Amerikaner plötzlich im „Soccer“-Fieber
Washington (dpa) - Alle vier Jahre wieder sind sich Fußball-Fans in den USA einig: Diese Weltmeisterschaft bringt den großen Durchbruch für den Sport, der im Schatten von American Football, Baseball, Eishockey und Basketball steht.
Und wie jedes Mal seit 1990, als sich das US-Team erstmals seit langem wieder qualifiziert hatte, stimmen während des Turniers die Einschaltquoten und sind die Bars voller Fans, die enthusiastisch ihre Mannschaft anfeuern.

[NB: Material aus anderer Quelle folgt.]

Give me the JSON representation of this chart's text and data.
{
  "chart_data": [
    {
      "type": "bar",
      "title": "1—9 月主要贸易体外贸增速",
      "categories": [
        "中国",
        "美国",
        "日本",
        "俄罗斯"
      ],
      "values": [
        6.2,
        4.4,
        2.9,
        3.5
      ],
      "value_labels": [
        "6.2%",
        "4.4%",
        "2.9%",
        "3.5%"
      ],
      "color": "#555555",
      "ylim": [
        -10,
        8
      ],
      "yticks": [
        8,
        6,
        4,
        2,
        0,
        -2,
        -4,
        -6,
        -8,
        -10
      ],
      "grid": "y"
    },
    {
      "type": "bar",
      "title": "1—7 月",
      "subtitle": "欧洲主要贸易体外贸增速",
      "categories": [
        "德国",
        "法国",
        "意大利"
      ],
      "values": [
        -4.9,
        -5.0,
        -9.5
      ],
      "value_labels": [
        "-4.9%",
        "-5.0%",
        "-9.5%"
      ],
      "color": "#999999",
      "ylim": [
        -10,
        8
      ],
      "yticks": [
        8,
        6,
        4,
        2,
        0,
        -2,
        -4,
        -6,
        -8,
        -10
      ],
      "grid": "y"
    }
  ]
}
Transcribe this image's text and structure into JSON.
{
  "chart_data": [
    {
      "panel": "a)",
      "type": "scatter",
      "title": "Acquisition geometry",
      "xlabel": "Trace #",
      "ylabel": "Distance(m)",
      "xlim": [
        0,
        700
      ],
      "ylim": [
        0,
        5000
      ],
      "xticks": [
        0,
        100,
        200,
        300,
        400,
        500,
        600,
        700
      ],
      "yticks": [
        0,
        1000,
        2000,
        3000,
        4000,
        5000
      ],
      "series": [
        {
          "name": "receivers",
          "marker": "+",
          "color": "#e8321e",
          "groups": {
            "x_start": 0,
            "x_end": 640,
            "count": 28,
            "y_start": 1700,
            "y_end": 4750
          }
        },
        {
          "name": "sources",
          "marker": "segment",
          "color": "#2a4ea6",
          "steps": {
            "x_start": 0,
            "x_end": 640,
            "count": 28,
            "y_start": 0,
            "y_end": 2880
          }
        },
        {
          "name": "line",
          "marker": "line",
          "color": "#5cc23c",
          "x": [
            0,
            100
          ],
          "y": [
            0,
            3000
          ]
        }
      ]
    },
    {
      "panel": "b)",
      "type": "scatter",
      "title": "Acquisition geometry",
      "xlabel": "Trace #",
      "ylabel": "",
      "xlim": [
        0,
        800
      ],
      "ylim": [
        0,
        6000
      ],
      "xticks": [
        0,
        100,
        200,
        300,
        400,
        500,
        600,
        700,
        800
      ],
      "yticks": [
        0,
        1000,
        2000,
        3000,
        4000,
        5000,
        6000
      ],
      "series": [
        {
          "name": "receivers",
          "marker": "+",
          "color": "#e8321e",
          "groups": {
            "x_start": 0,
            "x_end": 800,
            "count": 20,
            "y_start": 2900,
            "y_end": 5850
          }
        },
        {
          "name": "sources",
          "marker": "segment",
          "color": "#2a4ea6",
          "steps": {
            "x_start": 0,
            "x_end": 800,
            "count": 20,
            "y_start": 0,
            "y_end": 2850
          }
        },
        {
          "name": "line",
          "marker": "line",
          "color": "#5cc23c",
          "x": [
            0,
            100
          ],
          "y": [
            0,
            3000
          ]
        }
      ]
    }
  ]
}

Doch jeweils nach dem WM-Hype fiel „Soccer“ dann stets in sein Nischendasein zurück als ein Sport, den man gern selbst betreibt, sich aber nicht anschaut. Nichtsdestotrotz sind die Vorzeichen mittlerweile besser denn je: Insgesamt fast 25 Millionen Amerikaner sahen am Sonntag das dramatische Unentschieden des Teams von Jürgen Klinsmann gegen Portugal - absoluter Rekord.
Selbst Finalspiele der Basketball-Liga NBA und der Baseball-Liga könnten da nicht mithalten, schrieb die „New York Times“. Beim Sportsender ESPN knallten die Sektkorken. „Die Mannschaft bekommt das schon mit, dass die Leute fußballbegeistert sind. Die Spieler sind sich dessen bewusst“, sagte Klinsmann am Mittwoch einen Tag vor dem Duell gegen Deutschland.
Ohnehin ist Fußball in den USA bereits jetzt ein einträgliches Geschäft. Die Zuschauerzahl in den Stadien liegt im Schnitt schon über 18 500 - in Italien sind es auch nur 5000 mehr. Die Profiliga MLS wird künftig 21 Mannschaften haben - acht mehr als 2007. Pro Jahr fließen 90 Millionen Dollar (rund 66 Millionen Euro) an TV-Geldern.
Wie zum Beweis ist die Begeisterung für die WM in Brasilien ausgeprägt wie nie. ESPN und dessen Muttersender ABC sind bei allen Spielen live dabei. Zusammen zeigen sie über 290 Stunden World-Cup-Programm, 50 Stunden mehr als vor vier Jahren, rechnete das Branchenblatt „Variety“ vor. Auch die Werbepreise steigen. 2006 kostete ein 30-Sekünder im Finale 129 000 Dollar, 2010 waren es schon 389 000 Dollar. Das ist allerdings immer noch billig im Vergleich zu den vier Millionen Dollar beim Super Bowl, dem Endspiel der Football-Liga NFL.
Seit dem Sieg gegen Ghana im ersten Spiel, aber spätestens seit dem Portugal-Knüller herrscht auch in den USA „Soccer“-Fieber. Nachrichtensender wie CNN und MSNBC widmen der Vorberichterstattung auf das Spiel gegen Deutschland am Donnerstag schon beinahe soviel Sendezeit wie der Krise im Irak. Eingefleischte Baseballfans sprechen plötzlich von der Abseitsfalle, Nachspielzeit und Torlinientechnologie, als seien sie schon immer die größten Experten gewesen. Torjäger Clint Dempsey wird gefeiert wie ein Nationalheld.
Auch Klinsmann kennt nun fast jeder in den USA. Allerdings machte sich der ehemalige DFB-Teamchef zuletzt nicht viele Freunde, weil er auf einer Pressekonferenz vor der WM den Turniersieg der Amerikaner als unrealistisch bezeichnete. Solcher öffentlich zur Schau gestellte Pessimismus ist im Land des Nationalstolzes und des Sportfanatismus ein absolutes No-Go. So reagierten die Fans entsprechend trotzig. Wo immer sie gemeinsam die Spiele schauen, ob in Kneipen oder auf öffentlichen Plätzen, erschallt nun stets der gleiche Schlachtruf: „I believe that we will win“ (Ich glaube, dass wir gewinnen werden).
Vor allem in Metropolen ist die Begeisterung zu spüren. Ob New York, San Francisco, Chicago oder die Hauptstadt Washington - die WM ist zu einem wahren Fest geworden. Für das Spiel am Donnerstag hat die deutsche Botschaft in der Hauptstadt sogar ein richtiges Public Viewing auf einem beliebten Platz mitten in der Stadt organisiert. Einem Sprecher zufolge wird gewaltiger Andrang erwartet.